In particular, we have a challenge with third-year dissertations and Masters-level courses that involve essay writing (mostly in the humanities disciplines but also in the social sciences). These courses involve students conducting independent research. The resources that students require for this cannot be pre-anticipated centrally by the College; they are often sought from libraries beyond our control (Senate House or the British Library); but form a core part of assessment in these subjects/essays (i.e. there is a requirement that the student has consulted these resources).

The challenge for us is that students have been promised that they can conduct the entire degree remotely and requiring physical library access is not congruent with this. Some students may be shielding and unable to access physical libraries (as of 2020-08 the advice for those in the category is “stay at home where possible” – Secretary of State for Health and Social Care, 22nd June 2020). Libraries outside of our control may voluntarily (or compulsorily) go back into lockdown at any point over the coming year. Our own library may voluntarily (or compulsorily) go back into lockdown. Further, access to human participants for research and also various types of fieldwork may be affected.

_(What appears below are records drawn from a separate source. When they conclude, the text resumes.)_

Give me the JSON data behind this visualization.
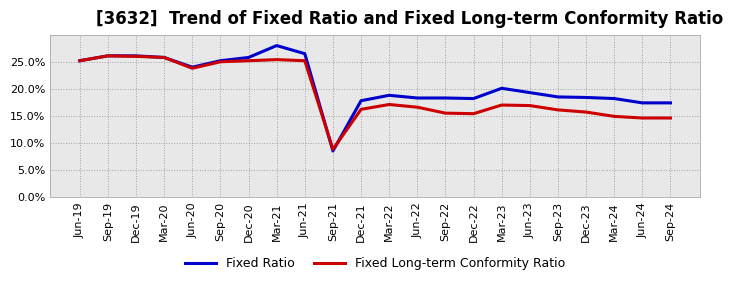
{
  "title": "[3632]  Trend of Fixed Ratio and Fixed Long-term Conformity Ratio",
  "x_labels": [
    "Jun-19",
    "Sep-19",
    "Dec-19",
    "Mar-20",
    "Jun-20",
    "Sep-20",
    "Dec-20",
    "Mar-21",
    "Jun-21",
    "Sep-21",
    "Dec-21",
    "Mar-22",
    "Jun-22",
    "Sep-22",
    "Dec-22",
    "Mar-23",
    "Jun-23",
    "Sep-23",
    "Dec-23",
    "Mar-24",
    "Jun-24",
    "Sep-24"
  ],
  "fixed_ratio": [
    25.2,
    26.1,
    26.1,
    25.8,
    24.0,
    25.2,
    25.8,
    28.0,
    26.5,
    8.5,
    17.8,
    18.8,
    18.3,
    18.3,
    18.2,
    20.1,
    19.3,
    18.5,
    18.4,
    18.2,
    17.4,
    17.4
  ],
  "fixed_lt_ratio": [
    25.2,
    26.1,
    26.0,
    25.8,
    23.8,
    25.0,
    25.2,
    25.4,
    25.2,
    8.8,
    16.2,
    17.1,
    16.6,
    15.5,
    15.4,
    17.0,
    16.9,
    16.1,
    15.7,
    14.9,
    14.6,
    14.6
  ],
  "fixed_ratio_color": "#0000CC",
  "fixed_lt_ratio_color": "#CC0000",
  "ylim_min": 0,
  "ylim_max": 30,
  "yticks": [
    0.0,
    5.0,
    10.0,
    15.0,
    20.0,
    25.0
  ],
  "background_color": "#ffffff",
  "plot_bg_color": "#e8e8e8",
  "grid_color": "#999999",
  "legend_fixed_ratio": "Fixed Ratio",
  "legend_fixed_lt_ratio": "Fixed Long-term Conformity Ratio",
  "title_fontsize": 12,
  "tick_fontsize": 8,
  "legend_fontsize": 9
}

What do we need to do? We have a set of planned mitigations worming their way through at Birkbeck, ranging from working with students to select appropriate methodologies, to early discussions with external examiners on how we will assess work where a student couldn’t get access to physical resources. This will then inform the marking process to ensure that we do not mark any student down for being unable to consult resources. This requires a fundamental academic rethink of assessment and secondary research. Because there is no way that academic reward structures for students should value a student risking their health simply in order to consult a resource.

Digital and Open Access

I should note that this is mostly a problem because we do not have digital access to the books that we hold in our physical collection. (It is mostly books with which we have this problem and thus this dilemma now worst affects the humanities disciplines.) Time and again the “affordances” of print – which are many – are also not affordances for those with disabilities; it is the very thing that “disables” such students when a digital copy would have been enabling. Instead, physical books impose physical attendance as a requirement, locking out those who are unable, for health reasons for example, to attend in person. We could have solved this problem with open access to monographs if we’d thought about it harder a decade ago, or if publishers would provide us with digital access to books that we hold in physical copy. The problem is, as I noted above, though, that our students might conventionally seek access from other libraries, so even this latter option wouldn’t wholly help. We cannot afford access to all the texts that might be needed from such libraries.

This is what has annoyed me for ages when organizations such as the Royal Historical Society have said that there are “equality implications” around open access to monographs. They don’t mean: it would improve equality for disabled students who have physical access problems by having OA. They mean that they believe that ECRs who elect (or who are compelled under mandates) to publish OA won’t be hired. (Despite the fact that it will be their members or fellows on the hiring panels.) There are housebound people who haven’t been able to get to libraries for years. Yet we are now going to see a mass scaling of the problem of physical access. Students in the humanities – and particularly those with disabilities – will now intellectually suffer far worse than their peers in the sciences because we do not have open access to as many of our resources.

Yet, we are where we now are. We now have to work with a system where many students – and particularly those with disabilities – will be unable to access the books they would need for their studies. This requires universities to think now about how they will alter their assessment paradigms in the name of fairness and safety.